Shaka mengangguk. "Bun, inilah yang aku rindu usapan dan perhatian Bunda padaku."

Sarah masih mengusap lembut di rambutnya.

Rasa sesak menyergap dada Sarah. Terlebih saat melihat putranya meneteskan air mata.

"Jangan menangis, nanti berat langkahmu pergi ninggalin Bunda."

Sarah segera mengusap air matanya dengan tangan. Mereka berpelukan sebentar, lalu melanjutkan lagi merapikan barang bawaan Shaka. Beres satu tas baju dan tiga kardus kecil barang jajanan juga susu renteng telah siap.

"Oke kita makan malam ya setelah itu kamu istirahat. Bunda tadi belikan baso kesukaan kamu."

Shaka tersenyum. "Baik Bunda."

Sarah tersenyum mengacak rambut putranya.

Ia hampir gil-a memperjuangkan hidup. Sarah mati-matian terlihat bahagia dan baik-baik saja di depan Shaka. Dihajar habis-habisan oleh keadaan yang menusuk pola pikir dan batin, tapi Sarah masih beruntung punya Shaka jika tidak ia pasti sudah gil-a. Tetes demi tetes air matanya terus mengalir membasahi wajah. Sarah berusaha menolak saat Shaka menariknya dalam pelukan. Pelukan yang kemudian terasa semakin erat saat bahu Sarah bergetar kencang.
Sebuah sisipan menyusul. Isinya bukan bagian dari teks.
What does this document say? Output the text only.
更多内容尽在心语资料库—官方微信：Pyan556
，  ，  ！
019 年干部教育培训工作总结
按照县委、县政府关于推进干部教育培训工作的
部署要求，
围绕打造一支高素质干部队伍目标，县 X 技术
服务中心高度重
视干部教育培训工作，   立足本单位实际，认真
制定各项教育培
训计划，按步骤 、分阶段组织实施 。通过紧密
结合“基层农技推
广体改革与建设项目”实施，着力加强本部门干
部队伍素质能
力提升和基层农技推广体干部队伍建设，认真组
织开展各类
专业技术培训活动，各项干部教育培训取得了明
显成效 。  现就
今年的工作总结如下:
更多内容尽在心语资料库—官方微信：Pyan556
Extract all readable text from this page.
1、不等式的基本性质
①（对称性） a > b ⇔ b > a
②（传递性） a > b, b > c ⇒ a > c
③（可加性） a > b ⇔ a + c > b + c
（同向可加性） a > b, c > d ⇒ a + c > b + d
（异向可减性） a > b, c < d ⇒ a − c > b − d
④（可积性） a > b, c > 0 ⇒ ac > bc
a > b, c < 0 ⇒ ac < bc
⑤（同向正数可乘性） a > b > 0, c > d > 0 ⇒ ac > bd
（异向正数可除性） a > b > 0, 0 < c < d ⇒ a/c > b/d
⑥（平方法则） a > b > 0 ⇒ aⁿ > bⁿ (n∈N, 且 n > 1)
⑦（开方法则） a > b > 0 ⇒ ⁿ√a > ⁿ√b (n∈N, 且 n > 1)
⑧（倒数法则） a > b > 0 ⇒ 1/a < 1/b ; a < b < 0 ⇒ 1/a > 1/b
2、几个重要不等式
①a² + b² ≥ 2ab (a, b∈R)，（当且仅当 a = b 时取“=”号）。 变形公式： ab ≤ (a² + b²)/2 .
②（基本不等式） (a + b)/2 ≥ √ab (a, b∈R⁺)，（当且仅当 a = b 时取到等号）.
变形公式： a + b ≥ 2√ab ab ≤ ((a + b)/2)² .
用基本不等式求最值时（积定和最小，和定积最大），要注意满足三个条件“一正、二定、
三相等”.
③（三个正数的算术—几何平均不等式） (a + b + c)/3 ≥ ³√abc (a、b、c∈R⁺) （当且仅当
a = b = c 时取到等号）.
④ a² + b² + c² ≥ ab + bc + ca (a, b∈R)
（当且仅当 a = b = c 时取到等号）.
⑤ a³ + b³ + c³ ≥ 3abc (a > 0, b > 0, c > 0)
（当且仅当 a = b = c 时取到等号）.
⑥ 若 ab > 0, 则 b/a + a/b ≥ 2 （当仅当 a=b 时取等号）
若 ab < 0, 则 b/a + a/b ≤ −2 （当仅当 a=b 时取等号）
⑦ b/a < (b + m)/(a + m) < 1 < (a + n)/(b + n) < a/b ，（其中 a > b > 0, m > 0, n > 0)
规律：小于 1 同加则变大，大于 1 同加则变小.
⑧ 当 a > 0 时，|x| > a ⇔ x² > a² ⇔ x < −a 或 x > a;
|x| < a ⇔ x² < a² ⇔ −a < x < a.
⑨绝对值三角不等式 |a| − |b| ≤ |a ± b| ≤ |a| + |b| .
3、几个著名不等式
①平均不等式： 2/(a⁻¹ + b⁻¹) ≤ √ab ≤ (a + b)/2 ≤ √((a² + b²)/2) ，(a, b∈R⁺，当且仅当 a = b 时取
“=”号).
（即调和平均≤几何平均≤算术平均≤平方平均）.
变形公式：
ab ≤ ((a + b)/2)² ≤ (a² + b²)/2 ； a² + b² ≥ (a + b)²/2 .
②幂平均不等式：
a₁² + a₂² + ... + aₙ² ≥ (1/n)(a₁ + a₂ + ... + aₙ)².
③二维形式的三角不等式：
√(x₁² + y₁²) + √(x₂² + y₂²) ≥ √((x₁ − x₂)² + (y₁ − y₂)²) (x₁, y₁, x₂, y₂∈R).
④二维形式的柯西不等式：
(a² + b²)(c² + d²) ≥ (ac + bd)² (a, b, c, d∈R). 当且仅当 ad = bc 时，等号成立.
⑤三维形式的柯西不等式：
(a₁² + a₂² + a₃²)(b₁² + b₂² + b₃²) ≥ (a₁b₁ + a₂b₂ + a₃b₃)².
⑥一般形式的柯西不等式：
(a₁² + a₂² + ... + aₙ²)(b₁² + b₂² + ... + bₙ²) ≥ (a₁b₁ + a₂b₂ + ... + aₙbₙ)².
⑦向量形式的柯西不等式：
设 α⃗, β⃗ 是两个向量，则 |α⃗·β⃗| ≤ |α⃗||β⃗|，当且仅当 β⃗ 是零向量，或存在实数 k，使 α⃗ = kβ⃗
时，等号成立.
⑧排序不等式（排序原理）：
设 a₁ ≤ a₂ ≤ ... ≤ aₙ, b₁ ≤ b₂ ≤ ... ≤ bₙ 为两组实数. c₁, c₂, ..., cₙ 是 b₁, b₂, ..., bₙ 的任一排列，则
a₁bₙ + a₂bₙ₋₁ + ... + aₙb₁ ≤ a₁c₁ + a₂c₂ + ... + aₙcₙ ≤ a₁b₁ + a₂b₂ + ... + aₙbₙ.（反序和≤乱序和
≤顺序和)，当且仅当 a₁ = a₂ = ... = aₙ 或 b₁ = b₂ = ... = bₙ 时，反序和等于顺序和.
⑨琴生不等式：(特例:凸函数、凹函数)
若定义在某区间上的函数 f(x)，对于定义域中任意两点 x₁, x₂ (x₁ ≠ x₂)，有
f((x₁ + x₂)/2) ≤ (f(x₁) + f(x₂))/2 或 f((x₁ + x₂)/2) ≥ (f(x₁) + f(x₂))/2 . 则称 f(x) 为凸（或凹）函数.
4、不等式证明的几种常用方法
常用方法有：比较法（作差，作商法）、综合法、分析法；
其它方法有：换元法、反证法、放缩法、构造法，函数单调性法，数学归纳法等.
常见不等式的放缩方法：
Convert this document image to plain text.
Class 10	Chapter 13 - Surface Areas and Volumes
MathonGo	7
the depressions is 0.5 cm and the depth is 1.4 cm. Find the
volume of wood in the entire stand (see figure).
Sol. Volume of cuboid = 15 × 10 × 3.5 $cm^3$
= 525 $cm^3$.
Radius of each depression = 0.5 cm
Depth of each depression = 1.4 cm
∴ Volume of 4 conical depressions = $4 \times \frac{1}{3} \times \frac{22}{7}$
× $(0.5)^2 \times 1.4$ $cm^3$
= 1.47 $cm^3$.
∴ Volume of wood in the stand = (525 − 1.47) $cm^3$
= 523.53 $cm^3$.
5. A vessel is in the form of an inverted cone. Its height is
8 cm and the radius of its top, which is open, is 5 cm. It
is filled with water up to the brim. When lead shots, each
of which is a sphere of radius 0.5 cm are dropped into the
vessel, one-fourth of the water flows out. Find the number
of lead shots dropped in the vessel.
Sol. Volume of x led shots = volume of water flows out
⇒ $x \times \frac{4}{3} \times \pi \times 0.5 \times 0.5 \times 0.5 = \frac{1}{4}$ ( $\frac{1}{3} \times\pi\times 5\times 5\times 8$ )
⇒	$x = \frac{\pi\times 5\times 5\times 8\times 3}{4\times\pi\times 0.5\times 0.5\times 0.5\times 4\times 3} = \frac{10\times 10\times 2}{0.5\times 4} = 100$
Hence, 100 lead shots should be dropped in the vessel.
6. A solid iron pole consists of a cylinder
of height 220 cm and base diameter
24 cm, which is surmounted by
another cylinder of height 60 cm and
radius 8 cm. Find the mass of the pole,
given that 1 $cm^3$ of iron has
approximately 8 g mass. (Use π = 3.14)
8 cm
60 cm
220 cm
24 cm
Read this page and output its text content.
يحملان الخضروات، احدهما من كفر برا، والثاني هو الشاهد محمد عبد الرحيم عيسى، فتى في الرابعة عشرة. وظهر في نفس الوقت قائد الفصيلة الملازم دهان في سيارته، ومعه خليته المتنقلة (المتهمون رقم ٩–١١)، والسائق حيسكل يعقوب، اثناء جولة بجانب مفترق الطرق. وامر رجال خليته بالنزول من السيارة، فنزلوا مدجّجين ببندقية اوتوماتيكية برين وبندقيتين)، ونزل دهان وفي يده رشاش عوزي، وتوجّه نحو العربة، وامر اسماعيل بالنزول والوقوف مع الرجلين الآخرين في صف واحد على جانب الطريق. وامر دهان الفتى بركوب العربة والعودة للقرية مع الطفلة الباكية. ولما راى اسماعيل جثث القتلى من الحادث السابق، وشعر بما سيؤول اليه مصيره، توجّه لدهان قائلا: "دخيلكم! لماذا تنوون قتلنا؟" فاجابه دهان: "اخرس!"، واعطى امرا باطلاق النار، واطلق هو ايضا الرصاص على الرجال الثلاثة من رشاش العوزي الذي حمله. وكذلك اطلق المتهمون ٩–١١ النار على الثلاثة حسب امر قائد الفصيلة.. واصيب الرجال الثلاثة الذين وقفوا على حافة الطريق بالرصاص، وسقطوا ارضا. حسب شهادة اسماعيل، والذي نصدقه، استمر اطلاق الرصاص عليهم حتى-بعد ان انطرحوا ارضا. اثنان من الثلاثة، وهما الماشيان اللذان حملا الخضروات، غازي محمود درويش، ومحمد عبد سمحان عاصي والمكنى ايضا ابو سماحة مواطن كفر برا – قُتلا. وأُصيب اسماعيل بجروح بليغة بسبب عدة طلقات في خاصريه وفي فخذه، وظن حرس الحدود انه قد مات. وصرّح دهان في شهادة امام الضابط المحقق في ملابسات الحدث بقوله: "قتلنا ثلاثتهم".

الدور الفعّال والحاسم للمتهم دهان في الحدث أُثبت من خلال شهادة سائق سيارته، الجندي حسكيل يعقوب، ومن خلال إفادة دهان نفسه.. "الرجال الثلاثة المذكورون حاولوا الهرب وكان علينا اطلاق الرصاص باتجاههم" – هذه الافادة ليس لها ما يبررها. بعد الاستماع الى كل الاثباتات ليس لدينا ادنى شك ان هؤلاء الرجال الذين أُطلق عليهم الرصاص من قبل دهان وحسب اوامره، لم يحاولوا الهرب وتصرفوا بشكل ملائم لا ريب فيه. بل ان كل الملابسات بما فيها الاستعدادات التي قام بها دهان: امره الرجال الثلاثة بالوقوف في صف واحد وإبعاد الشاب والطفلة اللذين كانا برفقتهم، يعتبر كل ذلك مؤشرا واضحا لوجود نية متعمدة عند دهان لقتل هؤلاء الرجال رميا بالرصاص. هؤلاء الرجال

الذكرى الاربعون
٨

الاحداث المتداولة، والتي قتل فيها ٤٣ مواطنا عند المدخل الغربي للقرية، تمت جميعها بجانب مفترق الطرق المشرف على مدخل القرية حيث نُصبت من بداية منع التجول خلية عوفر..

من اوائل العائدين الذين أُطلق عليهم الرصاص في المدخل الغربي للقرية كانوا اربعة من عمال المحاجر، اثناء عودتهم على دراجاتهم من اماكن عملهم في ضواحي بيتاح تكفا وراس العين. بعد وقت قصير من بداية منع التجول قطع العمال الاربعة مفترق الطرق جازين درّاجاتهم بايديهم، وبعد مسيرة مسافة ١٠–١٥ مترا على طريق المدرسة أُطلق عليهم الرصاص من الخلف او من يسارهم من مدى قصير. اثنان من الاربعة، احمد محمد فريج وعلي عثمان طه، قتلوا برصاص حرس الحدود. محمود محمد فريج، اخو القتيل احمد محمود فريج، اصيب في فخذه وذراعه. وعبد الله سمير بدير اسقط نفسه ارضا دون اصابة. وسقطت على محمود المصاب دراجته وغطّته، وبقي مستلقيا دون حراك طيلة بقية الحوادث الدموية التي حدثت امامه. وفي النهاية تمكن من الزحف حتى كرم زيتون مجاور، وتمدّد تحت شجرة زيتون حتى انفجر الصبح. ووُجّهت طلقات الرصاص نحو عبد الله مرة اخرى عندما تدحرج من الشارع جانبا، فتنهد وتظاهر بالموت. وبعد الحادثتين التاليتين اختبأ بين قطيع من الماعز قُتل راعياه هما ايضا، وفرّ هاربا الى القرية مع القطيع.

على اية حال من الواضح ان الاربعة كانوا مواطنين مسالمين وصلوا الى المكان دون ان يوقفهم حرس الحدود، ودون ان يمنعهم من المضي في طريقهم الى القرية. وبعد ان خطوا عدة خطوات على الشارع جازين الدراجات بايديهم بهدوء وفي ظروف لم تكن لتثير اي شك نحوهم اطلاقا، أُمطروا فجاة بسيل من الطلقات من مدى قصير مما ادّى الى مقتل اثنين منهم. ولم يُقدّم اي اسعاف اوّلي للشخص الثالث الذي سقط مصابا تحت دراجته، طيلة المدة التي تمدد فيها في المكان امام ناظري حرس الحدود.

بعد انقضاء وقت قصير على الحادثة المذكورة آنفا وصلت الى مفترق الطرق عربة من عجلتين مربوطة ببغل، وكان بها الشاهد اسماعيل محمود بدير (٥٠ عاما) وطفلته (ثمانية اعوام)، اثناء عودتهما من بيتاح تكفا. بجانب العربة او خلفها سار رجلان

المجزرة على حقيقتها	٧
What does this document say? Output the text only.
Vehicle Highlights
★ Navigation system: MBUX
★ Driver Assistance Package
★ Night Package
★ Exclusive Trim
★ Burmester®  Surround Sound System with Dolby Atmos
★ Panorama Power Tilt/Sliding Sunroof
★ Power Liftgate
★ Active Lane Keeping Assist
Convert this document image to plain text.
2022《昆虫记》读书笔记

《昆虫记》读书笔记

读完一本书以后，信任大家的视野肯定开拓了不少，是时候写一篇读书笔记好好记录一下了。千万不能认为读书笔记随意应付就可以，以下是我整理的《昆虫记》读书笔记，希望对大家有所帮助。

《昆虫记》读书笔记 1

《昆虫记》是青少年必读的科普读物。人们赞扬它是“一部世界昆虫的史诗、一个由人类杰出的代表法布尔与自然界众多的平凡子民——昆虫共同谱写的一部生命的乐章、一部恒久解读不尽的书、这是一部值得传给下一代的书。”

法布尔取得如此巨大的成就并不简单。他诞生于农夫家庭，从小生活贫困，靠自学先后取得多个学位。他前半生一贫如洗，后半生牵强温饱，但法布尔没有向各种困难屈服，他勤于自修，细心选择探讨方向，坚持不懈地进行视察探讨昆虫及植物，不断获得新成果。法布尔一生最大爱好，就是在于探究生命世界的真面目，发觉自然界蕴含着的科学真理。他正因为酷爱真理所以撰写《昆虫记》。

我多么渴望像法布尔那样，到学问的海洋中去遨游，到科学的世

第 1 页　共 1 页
"Bunda sudah jangan sedih ada Shaka di sini, Shaka akan baik-baik saja di Pondok," bisiknya di telinganya. Sarah mencengkram erat lengan kemejanya, menumpahkan tangis yang sempat tertahan.

"Bunda cuma terharu, saja. Ketika teman-tamanmu tak ingin ke pondok justru kamu ingin mondok, kamu memang jadi kebanggaan Bunda. Jadi anak yang pintar dan soleh ya, Nak."

"Iya Bunda."

Sarah mendongak dengan sisa air mata yang masih menetes, menatapnya masih dengan sisa kelembutan.

"Bisa, kan?" tanya Sarah pelan, tapi dengan sorot mata yang begitu dalam.

Sikap lembutnya seketika membuat air mata Sarah menetes semakin deras, seiring rasa sesak yang memenuhi dada.

"Apapun demi Bunda. Shaka bisa."

"Bunda mencintaimu, Nak."

"Shaka juga. Bunda tahu apa yang disampaikan oleh Ustadz pada Shaka."

"Apa?"

"Bahwa Allah tidak berjanji hidup itu mudah tapi Allah berjanji sesudah kesulitan pasti ada kemudahan."

"Ya itu benar, Nak."

"Semangat, Bunda."

"Eumm harus semangat. Selama ada Shaka Bunda akan baik-baik saja."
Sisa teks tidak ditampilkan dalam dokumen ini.